For though by this time you ought to be teachers, you need someone to teach you again the basic elements of the oracles of God. You need milk, not solid food; for everyone who lives on milk, being still an infant, is unskilled in the word of righteousness. But solid food is for the mature, for those whose faculties have been trained by practice to distinguish good from evil.
— Hebrews 5:12-14

I remember the day clearly; sitting in a lecture hall for the first time in 20 years. I remember smiling and shaking my head, and thinking to myself “how did I end up here?” With a mixture of wonder and amazement (and a dash of fear), I began my journey as a 42-year-old college student at the Institute for G.O.D. last fall. I had returned to school with a desire on my heart that no longer could be denied.
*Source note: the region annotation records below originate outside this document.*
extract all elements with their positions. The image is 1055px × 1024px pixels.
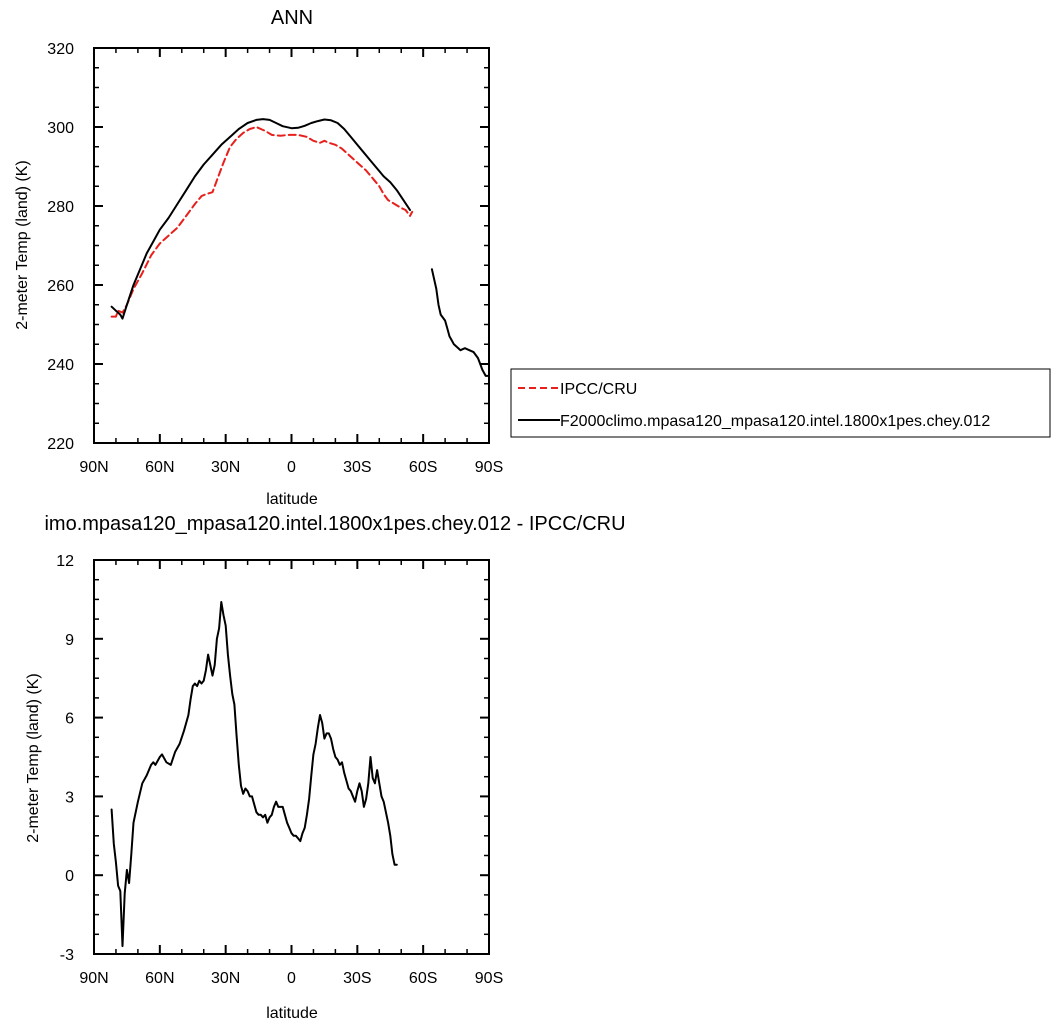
x-tick-label: 60N xyxy=(145,970,174,987)
difference-panel: imo.mpasa120_mpasa120.intel.1800x1pes.ch… xyxy=(25,513,626,1022)
legend-label-obs: IPCC/CRU xyxy=(560,381,637,398)
x-tick-label: 30S xyxy=(343,970,371,987)
x-tick-label: 90S xyxy=(475,459,503,476)
series-line-0-segment-0 xyxy=(110,126,414,318)
plot-frame xyxy=(93,559,490,955)
x-axis-label: latitude xyxy=(266,491,318,508)
y-tick-label: 6 xyxy=(65,711,74,728)
plot-axes: 90N 60N 30N 0 30S 60S 90S 220 240 260 280 300 320 xyxy=(47,41,503,476)
x-tick-label: 90N xyxy=(79,459,108,476)
y-tick-label: 320 xyxy=(47,41,74,58)
x-tick-label: 60S xyxy=(409,459,437,476)
series-line-1-segment-1 xyxy=(430,268,490,377)
series-line-1-segment-0 xyxy=(110,118,411,320)
x-tick-label: 30N xyxy=(211,459,240,476)
panel-title: ANN xyxy=(271,7,313,29)
x-tick-label: 30N xyxy=(211,970,240,987)
y-tick-label: 3 xyxy=(65,789,74,806)
plot-series xyxy=(110,601,398,948)
plot-series xyxy=(110,118,490,377)
plot-axes: 90N 60N 30N 0 30S 60S 90S -3 0 3 6 9 12 xyxy=(56,553,503,987)
legend-box xyxy=(510,368,1051,438)
y-tick-label: 280 xyxy=(47,199,74,216)
x-tick-label: 30S xyxy=(343,459,371,476)
y-axis-label: 2-meter Temp (land) (K) xyxy=(25,673,42,843)
y-axis-label: 2-meter Temp (land) (K) xyxy=(14,160,31,330)
y-tick-label: 240 xyxy=(47,357,74,374)
annual-temperature-panel: ANN 90N 60N 30N 0 30S 60S 90S 220 240 260 280 300 32… xyxy=(14,7,1051,508)
y-tick-label: 300 xyxy=(47,120,74,137)
y-tick-label: -3 xyxy=(60,947,74,964)
legend-label-model: F2000climo.mpasa120_mpasa120.intel.1800x… xyxy=(560,413,990,430)
y-tick-label: 0 xyxy=(65,868,74,885)
y-tick-label: 12 xyxy=(56,553,74,570)
panel-title: imo.mpasa120_mpasa120.intel.1800x1pes.ch… xyxy=(44,513,625,535)
x-tick-label: 60S xyxy=(409,970,437,987)
x-tick-label: 0 xyxy=(287,970,296,987)
x-tick-label: 90N xyxy=(79,970,108,987)
y-tick-label: 9 xyxy=(65,632,74,649)
x-tick-label: 0 xyxy=(287,459,296,476)
legend: IPCC/CRU F2000climo.mpasa120_mpasa120.in… xyxy=(510,368,1051,438)
series-line-0-segment-0 xyxy=(110,601,398,948)
x-axis-label: latitude xyxy=(266,1005,318,1022)
x-tick-label: 60N xyxy=(145,459,174,476)
y-tick-label: 260 xyxy=(47,278,74,295)
plot-frame xyxy=(93,47,490,444)
x-tick-label: 90S xyxy=(475,970,503,987)
y-tick-label: 220 xyxy=(47,436,74,453)
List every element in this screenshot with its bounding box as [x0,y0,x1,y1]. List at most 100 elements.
It grew into this overwhelming hunger to serve others. In order for me to do that and do it well, I needed a greater understanding of the Word. I needed to have it written on my heart in a way that I would able to share it with others and serve Christ in a greater capacity. I was no longer content with “milk” but longed for the “solid food” I knew I would find in studying the Bible at the Institute.

Going back to school had to be a priority for myself and my wife. It had to be something we were both committed to because of the scope of our life and the time it would require. I was not an 18-year-old stepping on a college campus for the first time. I was a husband, a father of five children (the youngest just 6 months old at the time), I had a full-time job and had just started dipping my toes into ministry work through our CASE after-school program. This undertaking had to be approached with a certain seriousness and vigor—not only because of my reasoning for taking it on to begin with, but also because I would have to be diligent with the time I had allotted to do the work required to be successful.


At the Institute there are options to take classes either in the morning or in the evening. Most older students, due to their jobs and other commitments, typically take classes in the evening. I chose to go the other route and take morning classes. I do well in the morning and I wanted to fully immerse myself in the college experience. I’ve enjoyed being in class with your more prototypical college-aged students. I love seeing their fervent love for the Word. I am encouraged and strengthened by their enthusiasm to delve deeper into their call to serve and what takes place when God meets them there. I look on with amazement at their confidence in knowing what God has called them into at such a young age.

When I was a younger man, I was not in a place similar to my classmates. I was not living a life pleasing to the Lord nor was I willing to give up the trappings this world has to offer. Having been in that place and living the life that I have lived has brought me to a different place, with a different viewpoint in the classroom. Unlike younger classmates, I feel I am more aware of my days. I’m here to fulfill the desires I believe the Lord has always had for me. I love the excitement I feel walking into a class knowing that the Word is going to be illuminated to me in a new and exciting way.

In a gathering of the older institute students after the spring semester, Gregg Garner (President of the Institute and Founder, President of G.O.D. Int’l) shared this passage in Joel which speaks of older men dreaming dreams and younger men having visions:

Then afterward I will pour out my spirit on all flesh; your sons and your daughters shall prophesy, your old men shall dream dreams, and your young men shall see visions.
— Joel 2:28

This has begun to happen for me in this new chapter in my life. I am getting to confidently take on new opportunities that God has led me into, situations that I would have never dreamt of tackling on my own. Through Christ, I am discovering a capacity I never realized I possessed. I may be aware of my days, but I am also well aware of God’s presence in everything that I get to do.